Last month, Sarnia backed an application from Strathroy-Caradoc for a five-year, $1.5- million Community Transportation Grant to improve inter-city transportation in the Sarnia-Strathroy-London corridor.
Rice said he hopes Sarnia, if it does get the subsidy, will consider using it to expand Robert Q’s service, and not necessarily work with Greyhound Canada, the bus company that brought the grant to the city’s attention in the first place.
He said Robert Q is currently turning a profit on its four-times daily trips to London, and was already considering a new stop in Strathroy.
“But we’ve had some tough times too and, frankly, we’ve continued to invest on our dime.”
The Sarnia-London route is the “leanest” Robert Q operates and its 13-passenger vehicles often leave town less than half full, he said.
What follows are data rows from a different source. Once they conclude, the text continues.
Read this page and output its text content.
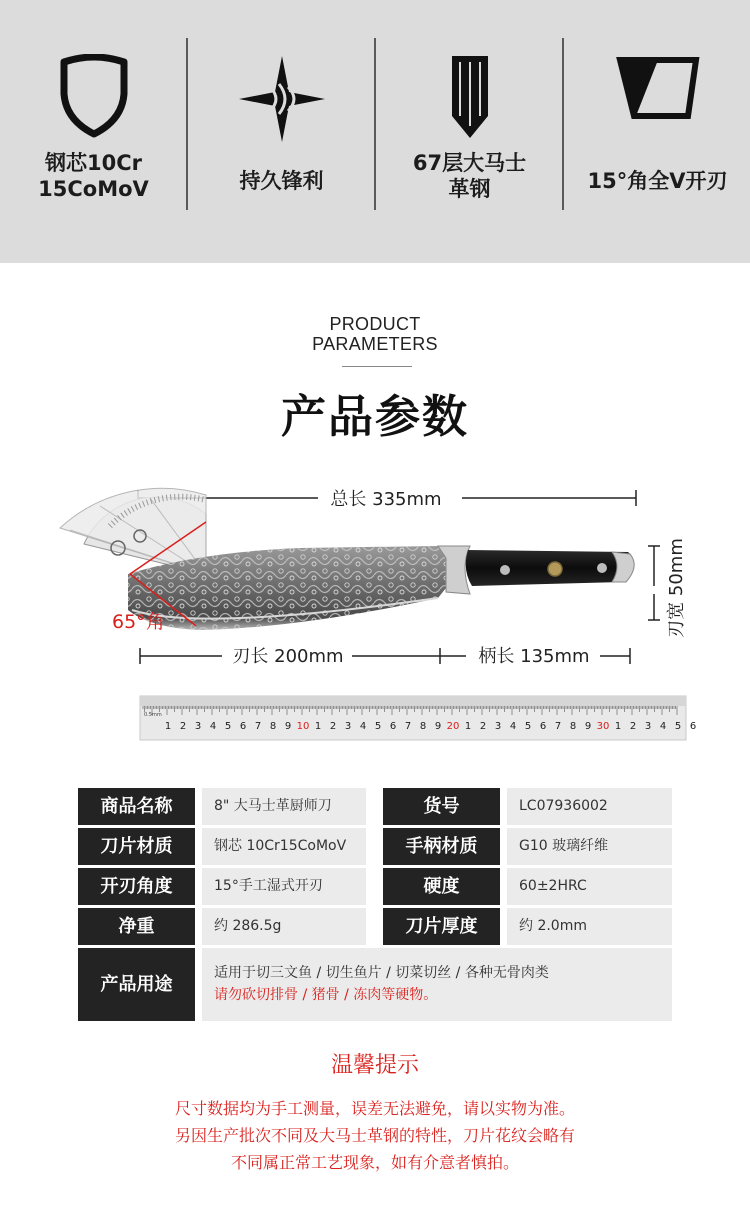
钢芯10Cr
15CoMoV	持久锋利
67层大马士
革钢	15°角全V开刃
PRODUCT
PARAMETERS
产品参数
总长 335mm
65°角	刃宽 50mm
刃长 200mm	柄长 135mm
0.5mm
1 2 3 4 5 6 7 8 9 10 1 2 3 4 5 6 7 8 9 20 1 2 3 4 5 6 7 8 9 30 1 2 3 4 5 6
商品名称	8" 大马士革厨师刀	货号	LC07936002
刀片材质	钢芯 10Cr15CoMoV	手柄材质	G10 玻璃纤维
开刃角度	15°手工湿式开刃	硬度	60±2HRC
净重	约 286.5g	刀片厚度	约 2.0mm
产品用途
适用于切三文鱼 / 切生鱼片 / 切菜切丝 / 各种无骨肉类
请勿砍切排骨 / 猪骨 / 冻肉等硬物。
温馨提示
尺寸数据均为手工测量，误差无法避免，请以实物为准。
另因生产批次不同及大马士革钢的特性，刀片花纹会略有
不同属正常工艺现象，如有介意者慎拍。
“The efforts we’ve made with VIA (to co-ordinate schedules) speaks to the commitment we have to make the service better for everybody,” Rice said.
“I’m all for competition, but we are of the opinion that we all have to be treated fairly and considered equally.”
Other bus services to Sarnia have come and gone over the years, suggesting two operators won’t survive, he added.
“I think that speaks for itself.”
Ontario’s Community Transportation Grant is geared toward rural and small markets with little or no service.
In making its overture to Sarnia, Greyhound estimated the route would need to be subsidized about 70%, and it would likely be cancelled after five years if the subsidy weren’t renewed.
Without a subsidy, Robert Q offers a one-way adult ticket to London for $42.40. A round trip is $84.80, with discounts for seniors and students.
With a subsidy, the company wouldn’t necessarily lower its ticket prices, Rice said.
“I’d much rather augment our service.”